Tuvimos en Ricardo Lagos un presidente profesor. Un presidente que sabía mejor que todos nosotros lo que todos nosotros dudábamos. Tenemos ahora su reverso y su complemento exacto, el presidente estudiante. Un presidente que, en vez de plantearse desde la certeza, investiga antes de dar su primera Cuenta Pública los discursos de todos los demás presidentes antes de él. Un presidente que, en eso se parece a Lagos, se plantea desde la historia, desde el pasado para mirar el futuro. Un presidente que quiere ser parte de la historia que mira como un intento no siempre feliz de darle al pueblo chileno más y mejores derechos.
Gabriel Boric es un presidente que sabe escuchar, y sabe leer. La sola duda de qué poema iba usar en su discurso habla de su talante. La poesía es, después de todo, lo único más o menos importante que le dejamos los chilenos al mundo (además de toneladas de hilos de cobre).
Boric es sin duda un presidente que prefiere las letras a las cifras. Aunque como siempre está aprendiendo, ha ido incorporando a su discurso datos, pero siempre desde el lado sensible, el lado humano del presidente al que más se le notan los dolores y los placeres, el que menos sabe, y quiere disimular sus estados de ánimos. Un presidente que toda madre quisiera como hijos que lo hace también contrastar de manera dialéctica con la presidenta mamá que fue Bachelet. Presidenta de la que es algo más que simbólicamente sucesor.

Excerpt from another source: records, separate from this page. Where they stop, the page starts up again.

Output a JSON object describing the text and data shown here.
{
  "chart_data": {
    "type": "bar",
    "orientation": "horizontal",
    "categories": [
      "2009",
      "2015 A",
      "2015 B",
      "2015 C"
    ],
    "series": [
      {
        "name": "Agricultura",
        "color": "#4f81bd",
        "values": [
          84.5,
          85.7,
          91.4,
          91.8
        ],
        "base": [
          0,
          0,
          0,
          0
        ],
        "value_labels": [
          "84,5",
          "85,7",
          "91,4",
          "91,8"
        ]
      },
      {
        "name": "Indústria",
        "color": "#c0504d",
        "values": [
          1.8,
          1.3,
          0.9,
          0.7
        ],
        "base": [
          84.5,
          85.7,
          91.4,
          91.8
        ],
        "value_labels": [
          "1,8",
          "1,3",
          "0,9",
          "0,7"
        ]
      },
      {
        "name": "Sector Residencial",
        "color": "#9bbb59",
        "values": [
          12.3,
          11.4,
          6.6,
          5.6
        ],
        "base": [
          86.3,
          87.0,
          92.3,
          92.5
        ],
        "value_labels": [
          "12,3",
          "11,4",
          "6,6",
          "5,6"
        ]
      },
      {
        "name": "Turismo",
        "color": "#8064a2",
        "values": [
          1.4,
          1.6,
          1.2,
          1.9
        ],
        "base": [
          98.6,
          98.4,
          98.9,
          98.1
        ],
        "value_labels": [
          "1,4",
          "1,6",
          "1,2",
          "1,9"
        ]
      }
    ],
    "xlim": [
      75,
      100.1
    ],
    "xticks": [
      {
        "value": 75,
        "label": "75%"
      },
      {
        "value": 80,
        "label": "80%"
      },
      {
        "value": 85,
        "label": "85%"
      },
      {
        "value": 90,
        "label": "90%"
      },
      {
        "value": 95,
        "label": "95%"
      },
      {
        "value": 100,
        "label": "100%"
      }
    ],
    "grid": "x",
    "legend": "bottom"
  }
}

En su discurso de hoy consiguió sin embargo un aplomo, una seguridad, una especie de solemnidad que no le conocíamos antes. El estudiante eterno ha tenido que vivir el infierno de dar cientos de exámenes de grado todos los días desde hace dos meses y medio. La prueba perpetua ha tenido en su manera de plantearse ante los diputados y senadores un evidente efecto.
Aunque quizás la principal lección que parece haber aprendido es justamente el respeto a la historia, algo que contrasta de manera dramática con el discurso de los convencionales de su misma coalición en la Convención misma, siempre dispuestos cada vez que pueden en declararse como fundadores de un nuevo país. El respeto con que trató al parlamento electo es en si toda una señal política de la que habría que tomar nota.
La pregunta sin embargo permanece. ¿Es este presidente joven que no esconde sus fragilidades el hombre adecuado para un país en perpetua crisis? Ante la violencia desatada, la atomización del poder, y una ciudadanía hambrienta de sangre, ¿Qué puede decir y hacer alguien tan poco autoritario, tan poco aguerrido, como Gabriel Boric?
Al oírlo esta mañana se reafirmó en mi la sensación de que Boric por esa especie de inocencia, por esa incombustible fe en si mismo, es el hombre adecuado para el momento. Porque hay en el presidente una reserva de fe, algo de candor, pero también de fuerza que le permitirá aguantar lo inaguantable. Tiene también la edad en que lo inaguantable se aguanta no más y ama a Chile aunque ese amor será fatalmente no correspondido. También es un hombre de suerte que siempre sabe caer sobre sus patas.
Culto, de indudable buenas intenciones. No conozco a nadie que pueda soportar las tormentas que no paran de venirse. Ante ellas, le recomiendo hacer lo que hicieron los Beatles. Cuando los chillidos y silbidos de su público no lo dejaban escuchar su música, decidieron encerrarse en el estudio a decidir que música querían tocar.
No le recomiendo al presidente y su equipo que se aíslen, sino que no busquen el aplauso, que en una sociedad en descomposición como la nuestra son un mal signo, sino que se concentren en buscar que música quieren tocar, que letra quieren entregar. Que quieren —más allá de los lugares universitarios comunes, y las denuncias ya miles veces denunciadas— decir.
Los derechos sociales son un buen comienzo, pero solo un comienzo. Pueden ser a la hora de inflación mas bien un nido de decepción. Hay que buscar otra melodía. Hay en su gabinete suficiente talentos sin explotar, y algunos que ya demostraron no saber más que desafinar, para que puedan emprender su propio Sargent Pepper.
Estamos asistiendo en estos días a manifestaciones de la atávica tradición autodestructiva de la derecha chilena, que no pocas veces se comporta como si se estuviera saboteando a sí misma, como si le asustara la idea de gobernar y quisiera alejar esa posibilidad.